Relativamente ao ensino da Medicina em Portugal, em que medida é que o atual enquadramento de grande pressão clínica vai influenciar a formação dos novos médicos?
O ensino médico em Portugal é muito exigente e conduz à formação de profissionais de grande qualidade. Acredito, no entanto, que a experiência vivida irá enriquecer a experiência de muitos e abrir novos horizontes de conhecimento para o futuro. Tem sido, aliás, impressionante o dinamismo científico relacionado com a COVID-19 e, especificamente, com o SARS-CoV-2.
 
O que é que continua a obstaculizar que uma entidade universitária privada ministre um curso de Medicina no nosso país?
Trata-se de um processo complexo e historicamente muito difícil. Do meu ponto de vista, os critérios relevantes que deverão estar em causa são a qualidade do projeto, o seu mérito absoluto e relativo bem como o valor acrescentado que possa trazer ao ensino médico no nosso país. Trata-se, como é do conhecimento geral, de um processo que passa pelo reconhecimento dos potenciais candidatos por parte da Agência de Avaliação e Acreditação do Ensino Superior (A3ES).
 
Integra a comissão de emergência permanente da COVID-19, tendo participado na Cidade do Futebol na reunião que o presidente da FPF, Fernando Gomes, manteve com os capitães das equipas da Primeira Liga. Acredita que o "desporto rei" tem condições, mesmo se forem cumpridas as orientações da DGS, para disputar as 10 jornadas que faltam da competição?
Creio que, tal como outras atividades, também o futebol tem condições para iniciar o processo de retoma progressiva da sua atividade.
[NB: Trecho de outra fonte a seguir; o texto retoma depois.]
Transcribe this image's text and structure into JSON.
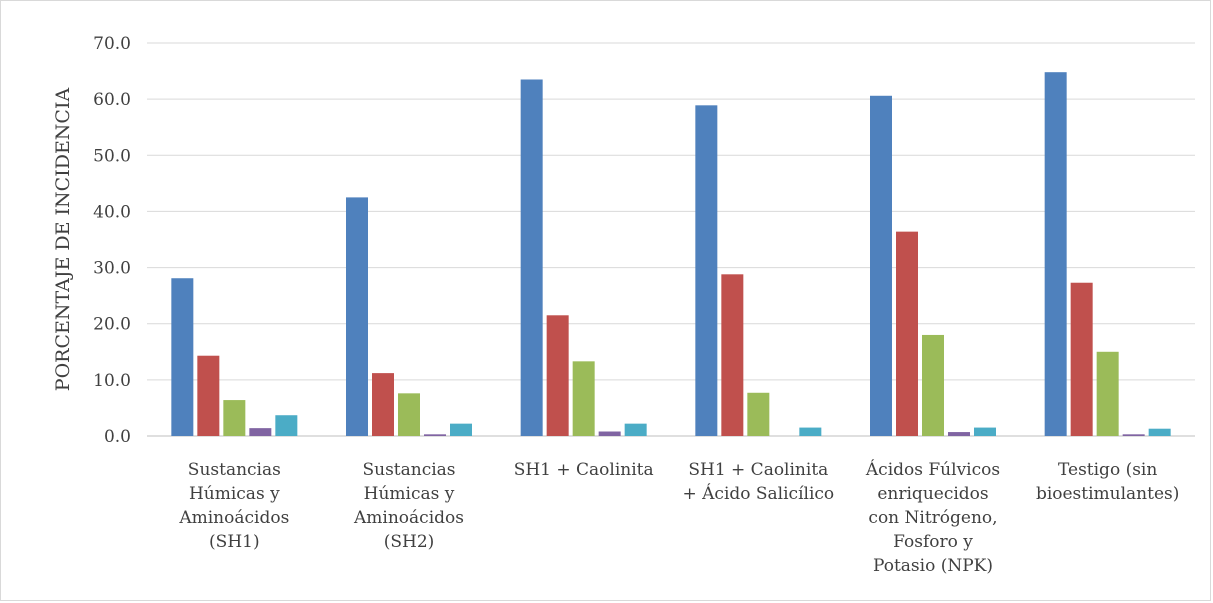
{
  "chart_data": {
    "type": "bar",
    "title": "",
    "xlabel": "",
    "ylabel": "PORCENTAJE DE INCIDENCIA",
    "ylim": [
      0,
      70
    ],
    "yticks": [
      "0.0",
      "10.0",
      "20.0",
      "30.0",
      "40.0",
      "50.0",
      "60.0",
      "70.0"
    ],
    "grid": true,
    "legend": "none",
    "categories": [
      [
        "Sustancias",
        "Húmicas y",
        "Aminoácidos",
        "(SH1)"
      ],
      [
        "Sustancias",
        "Húmicas y",
        "Aminoácidos",
        "(SH2)"
      ],
      [
        "SH1 + Caolinita"
      ],
      [
        "SH1 + Caolinita",
        "+ Ácido Salicílico"
      ],
      [
        "Ácidos Fúlvicos",
        "enriquecidos",
        "con Nitrógeno,",
        "Fosforo y",
        "Potasio (NPK)"
      ],
      [
        "Testigo (sin",
        "bioestimulantes)"
      ]
    ],
    "series": [
      {
        "color": "#4f81bd",
        "values": [
          28.1,
          42.5,
          63.5,
          58.9,
          60.6,
          64.8
        ]
      },
      {
        "color": "#c0504d",
        "values": [
          14.3,
          11.2,
          21.5,
          28.8,
          36.4,
          27.3
        ]
      },
      {
        "color": "#9bbb59",
        "values": [
          6.4,
          7.6,
          13.3,
          7.7,
          18.0,
          15.0
        ]
      },
      {
        "color": "#8064a2",
        "values": [
          1.4,
          0.3,
          0.8,
          0.0,
          0.7,
          0.3
        ]
      },
      {
        "color": "#4bacc6",
        "values": [
          3.7,
          2.2,
          2.2,
          1.5,
          1.5,
          1.3
        ]
      }
    ]
  }
}
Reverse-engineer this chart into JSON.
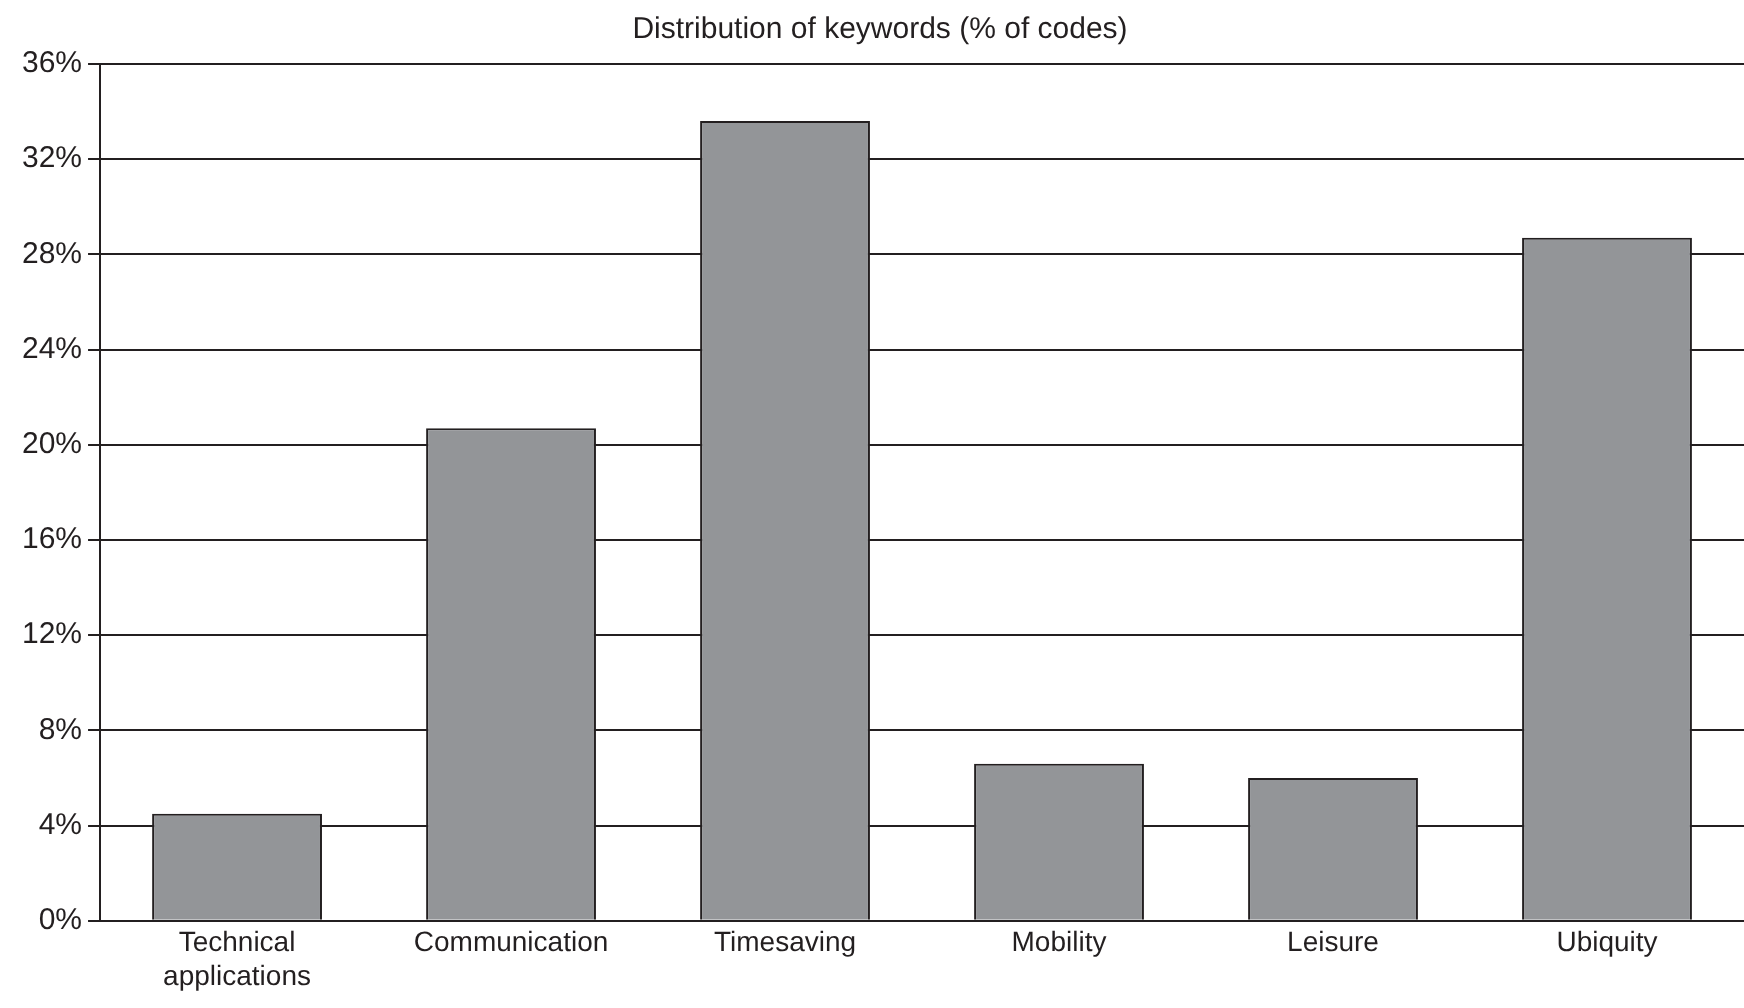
{
  "chart_data": {
    "type": "bar",
    "title": "Distribution of keywords (% of codes)",
    "categories": [
      "Technical applications",
      "Communication",
      "Timesaving",
      "Mobility",
      "Leisure",
      "Ubiquity"
    ],
    "values": [
      4.5,
      20.7,
      33.6,
      6.6,
      6.0,
      28.7
    ],
    "color": "#939598",
    "ylim": [
      0,
      36
    ],
    "yticks": [
      {
        "value": 0,
        "label": "0%"
      },
      {
        "value": 4,
        "label": "4%"
      },
      {
        "value": 8,
        "label": "8%"
      },
      {
        "value": 12,
        "label": "12%"
      },
      {
        "value": 16,
        "label": "16%"
      },
      {
        "value": 20,
        "label": "20%"
      },
      {
        "value": 24,
        "label": "24%"
      },
      {
        "value": 28,
        "label": "28%"
      },
      {
        "value": 32,
        "label": "32%"
      },
      {
        "value": 36,
        "label": "36%"
      }
    ],
    "grid": "y",
    "legend": false
  }
}
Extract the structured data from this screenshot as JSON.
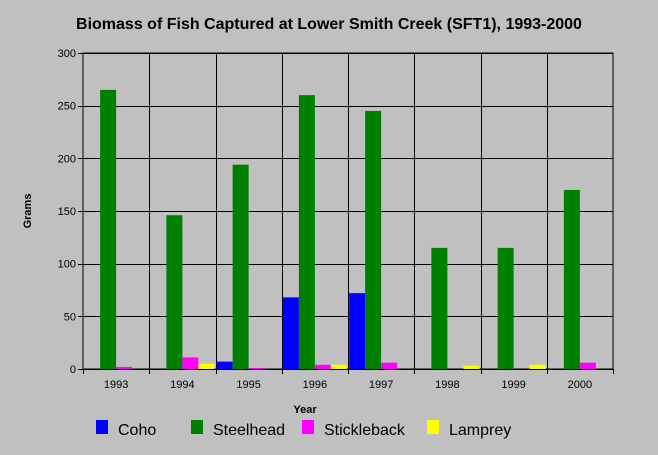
{
  "chart_data": {
    "type": "bar",
    "title": "Biomass of Fish Captured at Lower Smith Creek (SFT1), 1993-2000",
    "xlabel": "Year",
    "ylabel": "Grams",
    "ylim": [
      0,
      300
    ],
    "yticks": [
      0,
      50,
      100,
      150,
      200,
      250,
      300
    ],
    "categories": [
      "1993",
      "1994",
      "1995",
      "1996",
      "1997",
      "1998",
      "1999",
      "2000"
    ],
    "series": [
      {
        "name": "Coho",
        "color": "#0000ff",
        "values": [
          0,
          0,
          7,
          68,
          72,
          0,
          0,
          0
        ]
      },
      {
        "name": "Steelhead",
        "color": "#008000",
        "values": [
          265,
          146,
          194,
          260,
          245,
          115,
          115,
          170
        ]
      },
      {
        "name": "Stickleback",
        "color": "#ff00ff",
        "values": [
          2,
          11,
          1,
          4,
          6,
          0,
          0,
          6
        ]
      },
      {
        "name": "Lamprey",
        "color": "#ffff00",
        "values": [
          0,
          5,
          0,
          4,
          0,
          3,
          4,
          0
        ]
      }
    ],
    "grid": true,
    "legend_position": "bottom"
  }
}
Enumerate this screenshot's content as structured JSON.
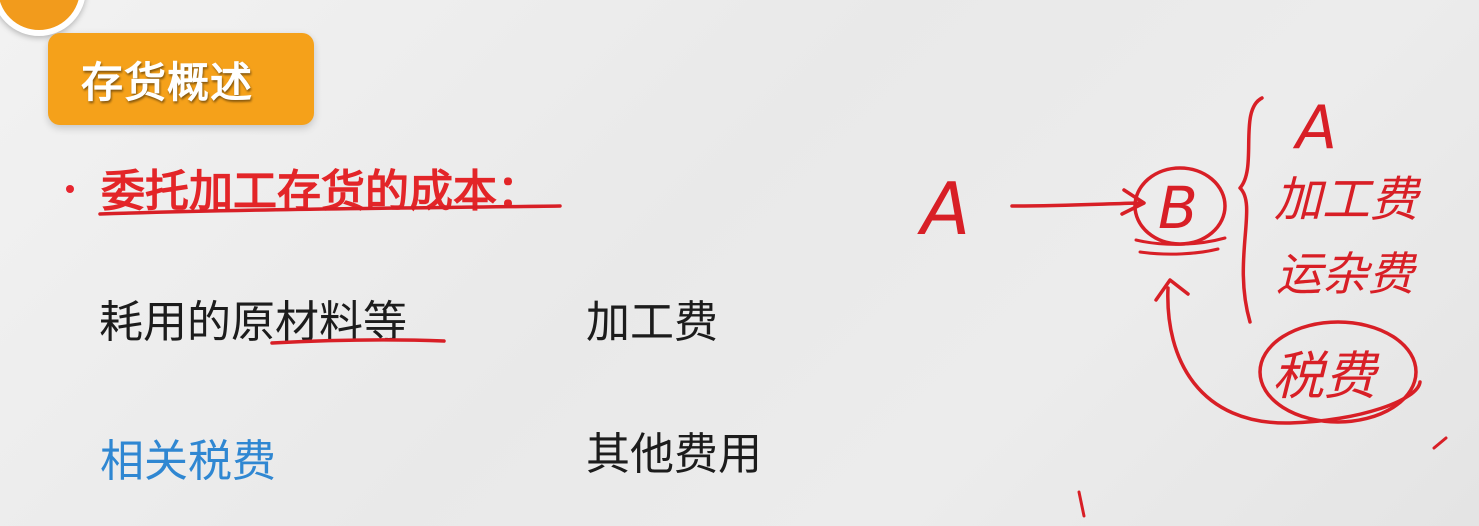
{
  "header": {
    "title": "存货概述"
  },
  "bullet": {
    "text": "委托加工存货的成本："
  },
  "cost_items": {
    "materials": "耗用的原材料等",
    "processing_fee": "加工费",
    "related_taxes": "相关税费",
    "other_fees": "其他费用"
  },
  "annotations": {
    "entity_a": "A",
    "entity_b": "B",
    "brace_a": "A",
    "brace_line2": "加工费",
    "brace_line3": "运杂费",
    "brace_line4": "税费"
  },
  "colors": {
    "title_background": "#f5a11a",
    "bullet_red": "#e32528",
    "taxes_blue": "#2f87d2",
    "ink_red": "#d81f26"
  }
}
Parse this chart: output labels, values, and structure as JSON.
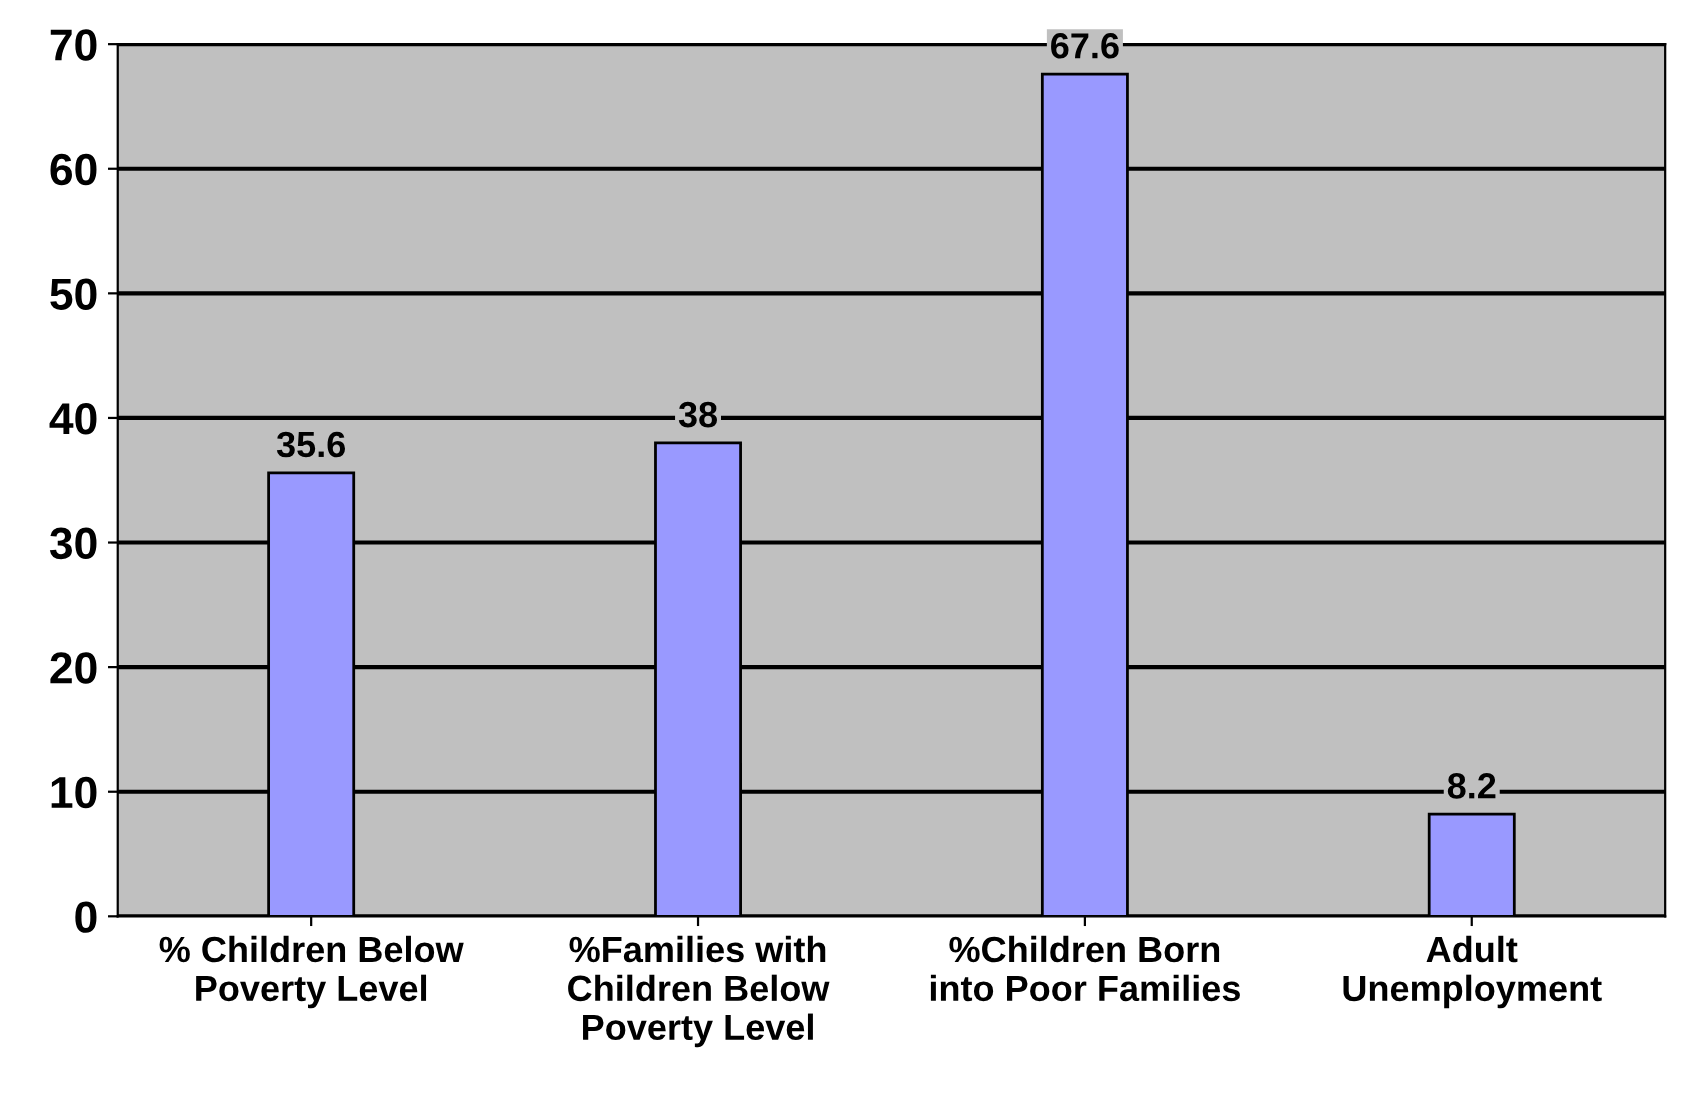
{
  "chart_data": {
    "type": "bar",
    "categories": [
      "% Children Below\nPoverty Level",
      "%Families with\nChildren Below\nPoverty Level",
      "%Children Born\ninto Poor Families",
      "Adult\nUnemployment"
    ],
    "values": [
      35.6,
      38,
      67.6,
      8.2
    ],
    "color": "#9999ff",
    "ylim": [
      0,
      70
    ],
    "yticks": [
      0,
      10,
      20,
      30,
      40,
      50,
      60,
      70
    ],
    "grid": "y",
    "data_labels": true
  }
}
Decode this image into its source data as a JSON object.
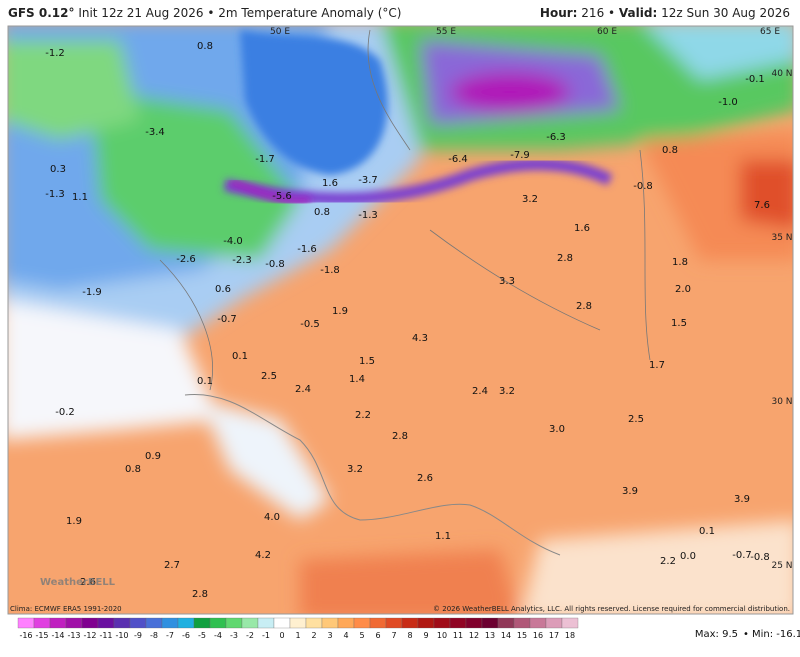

Naturalmente, com um conjunto de limitações que têm como objetivo essencial defender os profissionais intervenientes na competição criando, ao mesmo tempo, condições para retomar as competições. Trata-se, igualmente, de contribuir para a retoma de uma atividade com grande número de seguidores dando, dessa forma, também um contributo para a normalidade desejável que procuramos restabelecer na sociedade.

 

CARA DA NOTÍCIA

Especialista em saúde pública

Adalberto Campos Fernandes nasceu em Lisboa, a 25 de setembro de 1958. Especialista em saúde pública, foi ministro da Saúde entre 2015 e 2018. É professor associado convidado na Escola Nacional de Saúde Pública da Universidade Nova de Lisboa e professor catedrático convidado na Faculdade de Farmácia da Universidade de Lisboa. É doutorado em Administração da Saúde pela Universidade de Lisboa, mestre em Saúde Pública na especialidade de Administração dos Serviços de Saúde pela Universidade Nova de Lisboa e licenciado em Medicina pela Faculdade de Medicina da Universidade de Lisboa. Presidiu ao conselho de administração do Centro Hospitalar de Lisboa Norte, que inclui o Hospital de Santa Maria, o maior do país. Integrou o grupo técnico para a reforma da organização interna dos hospitais. Finalmente, fez parte do conselho geral da Universidade de Évora.